1Buona sera, lettori di YouPopCorn! Oggi, per la sezione Arte, parleremo di… Pop Art! Appropriato, vero? Ordunque, il termine Pop Art viene coniato nella seconda metà degli anni Cinquanta negli Stati Uniti e viene usato per contrassegnare le opere di un gruppo di artisti che, anche se non uniti in un movimento artistico omogeneo, denotano comunque un atteggiamento comune nei confronti della realtà urbana delle grandi metropoli, e che vedono le merci, i mass media, la segnaletica e le pubblicità come le icone della nascente società dei consumi. Alcuni di questi artisti fanno capo ad alcune gallerie d’arte che diventano veri centri culturali di riferimento non solo per New York, ma per tutti i centri dell’arte. Gallerie come quelle di Sidney Janis o di Leo Castelli svolgono un fondamentale ruolo di promozione della nascente Pop Art, così come aveva fatto il Guggenheim per l’Action Painting.

Gli artisti della Pop Art sviluppano gli elementi linguistici e formali degli aspetti culturalmente bassi (low) delle società, giocando con la loro semplicità e banalità. Tendono a mettere in evidenza il distacco tra l’uomo e la nuova società e questo spinti dall’esigenza di ristabilire una corrispondenza tra la realtà e l’arte. Per fare ciò abbandonano l’Astrattismo per recuperare la semplicità popolare dell’immagine, riconoscibile da chiunque. Ma non necessariamente comprensibile, vista la sua decontestualizzazione. Il mondo produce in serie e divulga messaggi e merci; la Pop Art fa altrettanto. Il soggetto da immortalare è indifferente (Marilyn, zuppa Campbell, Mao, ecc); nella odierna società dei mass media ogni immagine può aspirare al ruolo di icona visiva e tecnologica. Potrebbe sembrare una critica alla società, si tratta invece di una tanto cinica quanto ironica presa di coscienza, una disperata presa d’atto di un’inarrestabile omologazione in corso che segna la fine dell’idea romantica di Arte. I vari esponenti della Pop Art sono uniti inoltre dall’uso di tecniche usate dall’industria dell’epoca, tipo la stampa serigrafica, la fotografia e la grafica pubblicitaria.
Insomma, un’apparente, totale sottomissione all’omologazione. Se non puoi sconfiggere il nemico decidi di combattere ad armi pari. Ed il messaggio è: possiamo ancora fare Arte!
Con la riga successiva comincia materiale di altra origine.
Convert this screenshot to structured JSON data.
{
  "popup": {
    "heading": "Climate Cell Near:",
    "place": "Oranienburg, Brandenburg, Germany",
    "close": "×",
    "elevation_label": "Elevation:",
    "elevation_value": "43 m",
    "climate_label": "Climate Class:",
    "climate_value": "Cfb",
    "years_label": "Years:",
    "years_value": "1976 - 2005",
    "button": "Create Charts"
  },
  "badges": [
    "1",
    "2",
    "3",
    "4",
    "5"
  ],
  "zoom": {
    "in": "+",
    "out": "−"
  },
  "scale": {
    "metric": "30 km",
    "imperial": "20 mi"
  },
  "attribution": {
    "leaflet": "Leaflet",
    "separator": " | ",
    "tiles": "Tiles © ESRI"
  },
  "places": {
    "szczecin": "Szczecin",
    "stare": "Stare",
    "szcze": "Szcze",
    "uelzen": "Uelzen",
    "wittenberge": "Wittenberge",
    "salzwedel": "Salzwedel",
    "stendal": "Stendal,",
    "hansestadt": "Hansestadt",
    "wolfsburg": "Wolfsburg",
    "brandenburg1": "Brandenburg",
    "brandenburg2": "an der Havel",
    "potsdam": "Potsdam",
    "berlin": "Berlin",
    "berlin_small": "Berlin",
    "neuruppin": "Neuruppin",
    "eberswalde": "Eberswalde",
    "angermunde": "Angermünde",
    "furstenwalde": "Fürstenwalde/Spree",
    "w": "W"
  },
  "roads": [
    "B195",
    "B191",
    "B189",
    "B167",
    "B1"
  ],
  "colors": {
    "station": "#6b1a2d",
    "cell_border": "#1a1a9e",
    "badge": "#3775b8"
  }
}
2Ma conosciamo meglio i tre maggiori esponenti di questa controversa corrente artistica: iniziamo con Roy Lichtenstein. Magari non l’avete mai sentito, ma avete visto le sue opere. Sì, perché Lichtenstein è quello dei fumetti. Cioè, lui dipingeva quadri che di fatto erano grandi vignette in perfetto stile comics americano, con tanto di retini ed onomatopee (Whaam!). La sua arte si è spinta sino a realizzare in stile fumettistico opere famose, antiche e moderne, come ad esempio la sua versione di Donna col cappello fiorito di Pablo Picasso. Proseguiamo facendo la conoscenza di Claes Oldenburg, artista di ascendenze Surrealiste che utilizza l’aspetto onirico e metaforico per scoccare una critica contro una realtà standardizzata e stupida. Oldenburg rivoluziona la visione del mondo collocando nello spazio oggetti comuni, ricostruiti, ingigantiti, resi mostruosi. Vestiti, cibi ed oggetti vari vengono realizzati con materiali gommosi e ricoperti di colore gocciolante; sono fossili che mettono in mostra la loro falsità, la loro lontananza dalla realtà. Concludiamo con lui, Andy Wharol. Il suo mezzo espressivo è la fotografia e se ne serve per mettere in evidenza la decadenza della realtà. La fotografia non mente e mostra la mancanza di vitalità della società dei consumi. Wharol immortala divi del cinema, dittatori, cibi, oggetti, incidenti automobilistici, sedie elettriche, ritratti di condannati a morte… ed il tutto viene riprodotto in serie. La società consumistica stessa viene esorcizzata attraverso la ripetizione seriale e la trasformazione cromatica attraverso la tecnica della serigrafia. Il repertorio di Wharol, goliardico e tragico allo stesso tempo, vuole anche essere una critica all’informazione giornalistica contemporanea, combattendo il cinismo con la ripetizione esorcizzante. Andy Wharol è stato un artista a tutto tondo, in quanto giornalista, sceneggiatore, regista e autore di libri fotografici, il tutto tramite la sua storica Factory di New York.

Wharol era e resta il simbolo stesso non solo del movimento della Pop Art, ma di quella società opulenta, ricca di cose ma povera di idee, che ha iniziato ad associare l’Arte con il successo e la ricchezza.